”Our backs are broken but we are still alive,” seethed Felix Nge’tich as he scoured the ruins of his shebeen at Nakuru in central Kenya.
Security forces and furious members of the public continued to raid drinking dens across the country this week following the deaths of 52 people who consumed the illegal alcohol, known locally as chang’aa, at Machakos, 60km south-east of Nairobi. The toxic beverage has also paralysed and/or blinded scores of people, with more than 200 still in hospital.
But, in the face of massive unemployment in Kenya, arrests and the seizure of tens of thousands of litres of illicit alcohol, chang’aa dealers have vowed to continue brewing the concoction.
”If [President Mwai] Kibaki gives me a job, then I will stop making chang’aa!” Nge’tich spat.
Police intensified their search for the woman alleged to have sold the killer brew, which analysis showed was a lethal mix of traditional ingredients and methanol — an industrial solvent, ingestion of which often proves fatal.
Some brewers spike their chang’aa with methanol to increase the drink’s potency and to maximise profits.
Research by the country’s National Agency for the Campaign Against Drug Abuse (Nacada) reveals that chang’aa has killed as many as 400 Kenyans since 1996, and maimed hundreds of others.
Nacada’s coordinator, Joseph Kaguthi, told the Mail & Guardian: ”Kenya is facing genocide by alcohol … Genuine chang’aa must be legalised so that it can be regulated and monitored. If people must drink, then they must drink a safe product and not poison.”
According to Nacada, Kenyans are the second-heaviest drinkers in Africa after Botswana, and marginally ahead of South Africa. Kaguthi said more than 70% of Kenya’s population of 32-million consumed alcohol, with many starting at the age of 10.

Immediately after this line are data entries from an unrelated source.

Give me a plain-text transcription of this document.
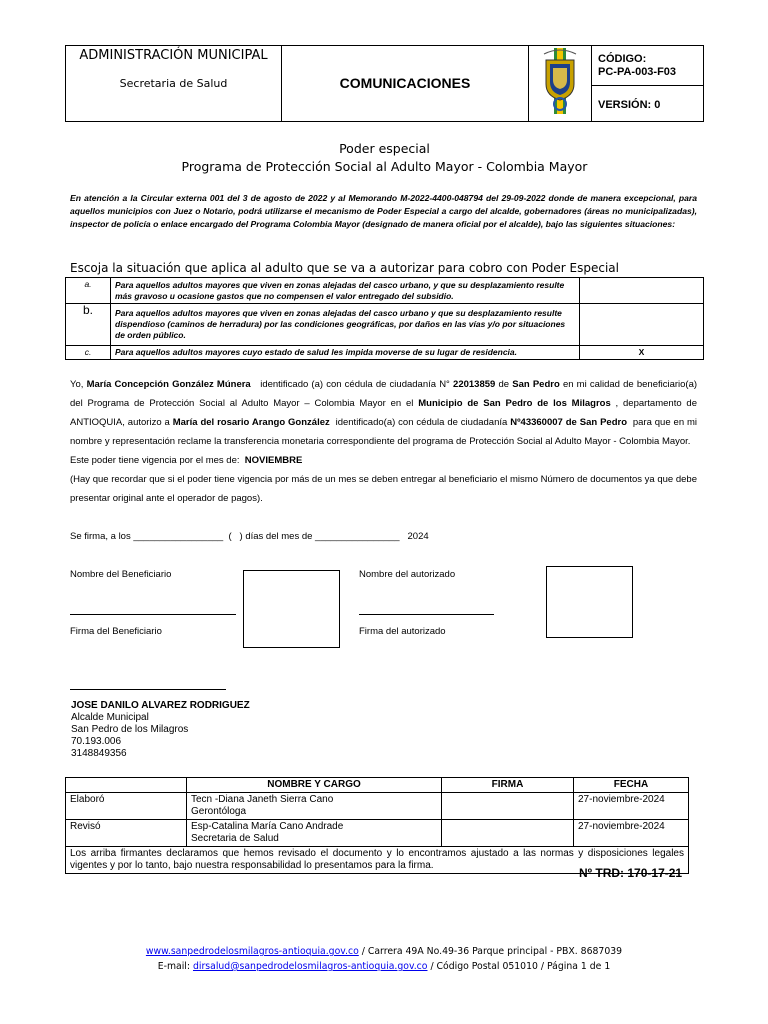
ADMINISTRACIÓN MUNICIPAL
Secretaria de Salud	COMUNICACIONES		
CÓDIGO:
PC-PA-003-F03

VERSIÓN: 0
Poder especial
Programa de Protección Social al Adulto Mayor - Colombia Mayor
En atención a la Circular externa 001 del 3 de agosto de 2022 y al Memorando M-2022-4400-048794 del 29-09-2022 donde de manera excepcional, para aquellos municipios con Juez o Notario, podrá utilizarse el mecanismo de Poder Especial a cargo del alcalde, gobernadores (áreas no municipalizadas), inspector de policía o enlace encargado del Programa Colombia Mayor (designado de manera oficial por el alcalde), bajo las siguientes situaciones:
Escoja la situación que aplica al adulto que se va a autorizar para cobro con Poder Especial
a.	Para aquellos adultos mayores que viven en zonas alejadas del casco urbano, y que su desplazamiento resulte más gravoso u ocasione gastos que no compensen el valor entregado del subsidio.	
b.	Para aquellos adultos mayores que viven en zonas alejadas del casco urbano y que su desplazamiento resulte dispendioso (caminos de herradura) por las condiciones geográficas, por daños en las vías y/o por situaciones de orden público.	
c.	Para aquellos adultos mayores cuyo estado de salud les impida moverse de su lugar de residencia.	X
Yo, María Concepción González Múnera identificado (a) con cédula de ciudadanía N° 22013859 de San Pedro en mi calidad de beneficiario(a) del Programa de Protección Social al Adulto Mayor – Colombia Mayor en el Municipio de San Pedro de los Milagros , departamento de ANTIOQUIA, autorizo a María del rosario Arango González identificado(a) con cédula de ciudadanía Nº43360007 de San Pedro para que en mi nombre y representación reclame la transferencia monetaria correspondiente del programa de Protección Social al Adulto Mayor - Colombia Mayor.
Este poder tiene vigencia por el mes de: NOVIEMBRE
(Hay que recordar que si el poder tiene vigencia por más de un mes se deben entregar al beneficiario el mismo Número de documentos ya que debe presentar original ante el operador de pagos).
Se firma, a los _________________  (   ) días del mes de ________________   2024
Nombre del Beneficiario
Firma del Beneficiario
Nombre del autorizado
Firma del autorizado
JOSE DANILO ALVAREZ RODRIGUEZ
Alcalde Municipal
San Pedro de los Milagros
70.193.006
3148849356
	NOMBRE Y CARGO	FIRMA	FECHA
Elaboró	Tecn -Diana Janeth Sierra Cano
Gerontóloga		27-noviembre-2024
Revisó	Esp-Catalina María Cano Andrade
Secretaria de Salud		27-noviembre-2024
Los arriba firmantes declaramos que hemos revisado el documento y lo encontramos ajustado a las normas y disposiciones legales vigentes y por lo tanto, bajo nuestra responsabilidad lo presentamos para la firma.			
Nº TRD: 170-17-21
www.sanpedrodelosmilagros-antioquia.gov.co / Carrera 49A No.49-36 Parque principal - PBX. 8687039
E-mail: dirsalud@sanpedrodelosmilagros-antioquia.gov.co / Código Postal 051010 / Página 1 de 1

The crackdown on chang’aa is likely to be ”nothing more than a superficial, short-term measure”, declared Nairobi community activist Ethel Wanjiku. The government recently significantly increased the prices of legal alcoholic beverages, sending consumption of chang’aa ”through the roof”, Wanjiku said.
A glass of the illicit alcohol costs a mere 10 shillings (about 90c), whereas a beer retails for as much as 120 shillings (about R11) at a licensed bar.
Sipping his chang’aa at a shebeen in Kawangware on the outskirts of Nairobi, Samuel Kwamchoka laughed: ”This stuff puts the lightning in your heart, fast! Just one cup and you are alive! But I must drink beer the whole night to become drunk and I do not have such big money.”
And while the poor dice with death, those who sell the hazardous concoctions grow richer. Such as the prime suspect in the Machakos case, who owns a fleet of luxury vehicles and a mansion, and who has twice been set free by the courts after paying a nominal fine.
Nacada is campaigning for harsher penalties. ”People who sell poison to others who then die must be jailed for murder! The police who collude with the sellers must be tried as accomplices to murder,” fumed Kaguthi.